La baisse drastique des défaillances au 2ème trimestre concerne toute la France, « toutes les régions sont au vert », « le nombre des défaillances d’entreprises a été divisé par deux environ ». De même, « les défaillances sont en baisse sur l’ensemble des secteurs d’activité ». Mais « 100 000 entreprises françaises disposent de moins de 30 jours de liquidité ». (Esteval, 9 juillet)

Moins de défaillances, plus d’emplois menacés au 2ème trimestre

« La baisse est estimée à plus de 53 % par rapport à la même période de l’an passé. »

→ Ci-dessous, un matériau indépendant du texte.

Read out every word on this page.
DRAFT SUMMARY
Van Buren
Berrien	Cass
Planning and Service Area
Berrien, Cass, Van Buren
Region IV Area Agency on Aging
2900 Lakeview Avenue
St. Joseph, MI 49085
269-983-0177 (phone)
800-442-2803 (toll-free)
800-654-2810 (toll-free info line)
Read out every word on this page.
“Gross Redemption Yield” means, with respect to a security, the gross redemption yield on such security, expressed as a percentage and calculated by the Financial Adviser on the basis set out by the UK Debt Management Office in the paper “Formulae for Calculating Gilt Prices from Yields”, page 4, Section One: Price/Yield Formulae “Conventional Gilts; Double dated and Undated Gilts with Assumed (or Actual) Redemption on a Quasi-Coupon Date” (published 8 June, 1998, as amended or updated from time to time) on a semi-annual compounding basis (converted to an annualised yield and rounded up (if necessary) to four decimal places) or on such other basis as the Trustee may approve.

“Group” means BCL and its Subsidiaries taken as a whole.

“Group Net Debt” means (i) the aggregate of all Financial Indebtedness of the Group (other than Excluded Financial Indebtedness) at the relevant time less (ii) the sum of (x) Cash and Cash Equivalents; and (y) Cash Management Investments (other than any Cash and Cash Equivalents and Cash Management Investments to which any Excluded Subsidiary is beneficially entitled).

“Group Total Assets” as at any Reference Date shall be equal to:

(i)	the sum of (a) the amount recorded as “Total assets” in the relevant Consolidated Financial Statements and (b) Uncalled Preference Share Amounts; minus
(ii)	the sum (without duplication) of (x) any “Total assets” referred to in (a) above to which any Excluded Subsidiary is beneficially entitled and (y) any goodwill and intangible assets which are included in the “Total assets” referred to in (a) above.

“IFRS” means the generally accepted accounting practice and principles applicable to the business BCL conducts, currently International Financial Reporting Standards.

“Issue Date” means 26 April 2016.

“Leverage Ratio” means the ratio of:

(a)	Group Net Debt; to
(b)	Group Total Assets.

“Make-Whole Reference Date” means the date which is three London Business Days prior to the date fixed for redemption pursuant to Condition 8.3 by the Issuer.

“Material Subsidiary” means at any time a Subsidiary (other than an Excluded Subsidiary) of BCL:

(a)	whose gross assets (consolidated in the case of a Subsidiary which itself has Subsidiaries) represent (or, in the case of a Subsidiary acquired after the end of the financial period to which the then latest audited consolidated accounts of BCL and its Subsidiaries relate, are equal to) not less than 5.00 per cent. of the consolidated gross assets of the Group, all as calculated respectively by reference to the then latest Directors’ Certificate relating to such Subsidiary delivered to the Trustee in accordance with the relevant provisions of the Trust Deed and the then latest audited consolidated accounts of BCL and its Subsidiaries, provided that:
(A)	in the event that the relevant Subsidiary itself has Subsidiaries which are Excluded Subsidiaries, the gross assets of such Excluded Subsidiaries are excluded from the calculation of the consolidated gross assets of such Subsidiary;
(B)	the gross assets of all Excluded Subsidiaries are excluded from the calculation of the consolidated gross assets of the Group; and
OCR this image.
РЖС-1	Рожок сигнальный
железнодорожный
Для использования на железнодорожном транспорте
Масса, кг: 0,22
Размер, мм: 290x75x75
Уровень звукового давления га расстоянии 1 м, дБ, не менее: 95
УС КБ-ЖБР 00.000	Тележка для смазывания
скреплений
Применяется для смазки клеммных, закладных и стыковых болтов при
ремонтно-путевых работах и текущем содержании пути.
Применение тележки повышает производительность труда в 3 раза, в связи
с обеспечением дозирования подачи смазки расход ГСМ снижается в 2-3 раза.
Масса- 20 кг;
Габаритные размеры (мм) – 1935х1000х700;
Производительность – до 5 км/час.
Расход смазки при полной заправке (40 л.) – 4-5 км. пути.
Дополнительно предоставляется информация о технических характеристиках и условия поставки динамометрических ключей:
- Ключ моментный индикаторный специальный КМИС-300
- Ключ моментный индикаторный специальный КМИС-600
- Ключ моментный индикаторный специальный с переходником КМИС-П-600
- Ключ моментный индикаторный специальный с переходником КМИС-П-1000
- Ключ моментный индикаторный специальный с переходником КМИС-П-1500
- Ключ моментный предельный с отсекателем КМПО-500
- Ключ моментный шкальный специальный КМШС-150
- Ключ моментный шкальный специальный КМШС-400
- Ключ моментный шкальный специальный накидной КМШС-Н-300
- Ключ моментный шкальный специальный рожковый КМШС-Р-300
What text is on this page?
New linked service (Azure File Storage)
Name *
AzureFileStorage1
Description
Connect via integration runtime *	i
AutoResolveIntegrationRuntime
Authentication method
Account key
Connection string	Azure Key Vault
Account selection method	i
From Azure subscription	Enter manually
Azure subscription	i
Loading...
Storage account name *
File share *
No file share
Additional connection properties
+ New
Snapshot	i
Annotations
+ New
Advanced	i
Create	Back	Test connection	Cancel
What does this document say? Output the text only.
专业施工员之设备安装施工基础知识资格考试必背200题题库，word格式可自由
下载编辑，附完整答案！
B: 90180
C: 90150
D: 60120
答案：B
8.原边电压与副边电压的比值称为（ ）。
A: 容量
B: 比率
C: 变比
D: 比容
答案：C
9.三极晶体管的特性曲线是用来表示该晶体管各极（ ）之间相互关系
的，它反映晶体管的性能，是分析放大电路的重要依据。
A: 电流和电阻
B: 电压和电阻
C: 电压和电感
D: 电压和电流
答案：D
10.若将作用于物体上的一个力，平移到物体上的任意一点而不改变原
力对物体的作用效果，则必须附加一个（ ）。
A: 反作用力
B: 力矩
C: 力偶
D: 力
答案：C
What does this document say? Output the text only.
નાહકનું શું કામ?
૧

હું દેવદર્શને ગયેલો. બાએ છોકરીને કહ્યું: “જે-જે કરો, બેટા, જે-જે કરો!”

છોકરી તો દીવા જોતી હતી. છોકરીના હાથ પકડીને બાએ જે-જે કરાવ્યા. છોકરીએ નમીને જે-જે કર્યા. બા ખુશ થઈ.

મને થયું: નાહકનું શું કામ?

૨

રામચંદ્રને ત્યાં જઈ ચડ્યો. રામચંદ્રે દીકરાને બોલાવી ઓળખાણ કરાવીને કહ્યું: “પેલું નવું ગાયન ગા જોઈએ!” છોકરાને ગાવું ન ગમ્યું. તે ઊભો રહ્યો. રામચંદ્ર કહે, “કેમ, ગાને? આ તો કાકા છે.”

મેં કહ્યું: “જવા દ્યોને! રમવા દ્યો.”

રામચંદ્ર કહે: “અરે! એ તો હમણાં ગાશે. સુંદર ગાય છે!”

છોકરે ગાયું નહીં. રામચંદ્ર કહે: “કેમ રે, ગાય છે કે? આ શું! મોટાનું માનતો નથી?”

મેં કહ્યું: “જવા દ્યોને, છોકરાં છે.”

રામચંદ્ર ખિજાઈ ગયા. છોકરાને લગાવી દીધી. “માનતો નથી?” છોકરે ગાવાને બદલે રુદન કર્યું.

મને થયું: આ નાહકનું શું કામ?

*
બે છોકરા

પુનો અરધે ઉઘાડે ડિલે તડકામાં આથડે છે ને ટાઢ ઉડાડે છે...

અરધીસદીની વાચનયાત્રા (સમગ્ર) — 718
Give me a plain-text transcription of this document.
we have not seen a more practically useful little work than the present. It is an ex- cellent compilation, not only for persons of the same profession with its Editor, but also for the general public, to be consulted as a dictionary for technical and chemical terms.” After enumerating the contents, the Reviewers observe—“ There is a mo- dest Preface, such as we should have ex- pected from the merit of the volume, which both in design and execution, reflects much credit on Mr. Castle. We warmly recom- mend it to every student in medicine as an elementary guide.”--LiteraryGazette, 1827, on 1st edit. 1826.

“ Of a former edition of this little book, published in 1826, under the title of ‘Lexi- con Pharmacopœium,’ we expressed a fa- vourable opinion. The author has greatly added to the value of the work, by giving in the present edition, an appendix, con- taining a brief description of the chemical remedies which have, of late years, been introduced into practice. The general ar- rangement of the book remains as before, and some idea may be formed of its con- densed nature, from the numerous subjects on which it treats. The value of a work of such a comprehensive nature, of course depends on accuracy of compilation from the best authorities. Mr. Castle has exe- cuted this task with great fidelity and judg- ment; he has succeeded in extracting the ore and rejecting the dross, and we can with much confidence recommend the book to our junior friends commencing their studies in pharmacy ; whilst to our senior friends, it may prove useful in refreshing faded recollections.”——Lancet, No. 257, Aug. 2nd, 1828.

« Toutefois, cette tendance en cache une autre, inquiétante : les structures employant plus de 50 salariés sont plus nombreuses à souffrir. Résultat :   le nombre d’emplois menacés grimpe à 43 400, soit 2400 de plus, comparé à la même période en 2019. » (Gestion Sociale, 9 juillet)

« Des défaillances décalées dans le temps ? » : nous devrions voir les effets de la crise sur les faillites d’entreprises à la rentrée 2020. La Tribune (20 juillet) évoque la possibilité d’une « hausse record de 35% de défaillances d’entreprises dans le monde d’ici 2021 »…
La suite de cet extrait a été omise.